La prise d’un inhibiteur d’intégrase pourrait-il éviter certaines dérégulations métaboliques liées à la prise des traitements antirétroviraux ? Il le semblerait, d’après une étude préclinique sino-américaine.

Publiée dans le numéro d’août du Journal of Pharmacology and Experimental Therapeutics, cette étude indique que non seulement, le raltegravir (Isentress®) n’induirait pas lui-même d’accumulation de lipides dans le foie, mais il pourrait empêcher celle associée à la prise d’inhibiteurs de protéase.

La prise de traitements antirétroviraux contre le VIH peut s’accompagner de modifications lipidiques, que l’on nomme les dyslipidémies, c’est-à-dire des troubles du métabolisme des lipides (augmentation des triglycérides, du mauvais cholestérol et diminution du bon). Ces dyslipidémies sont un facteur de risque de développement de complications cardiovasculaires. Le siège prioritaire des altérations lipidiques suite à la prise d’un traitement antirétroviral est le foie.

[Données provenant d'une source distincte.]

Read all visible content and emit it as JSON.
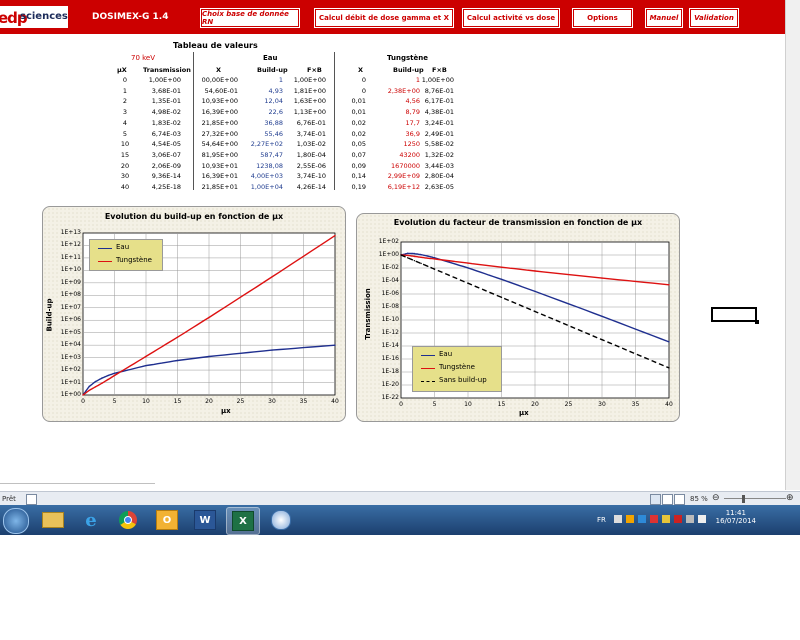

En s’appuyant sur des expériences réalisées au laboratoire avec des cellules de foie (hépatocytes) de rat mises en culture et sur des travaux réalisés ensuite chez la souris, les chercheurs ont évalué l’effet sur le profil lipidique du raltegravir seul ou associé à certains inhibiteurs de la protéase du VIH, lopinavir et ritonavir (Kaletra®).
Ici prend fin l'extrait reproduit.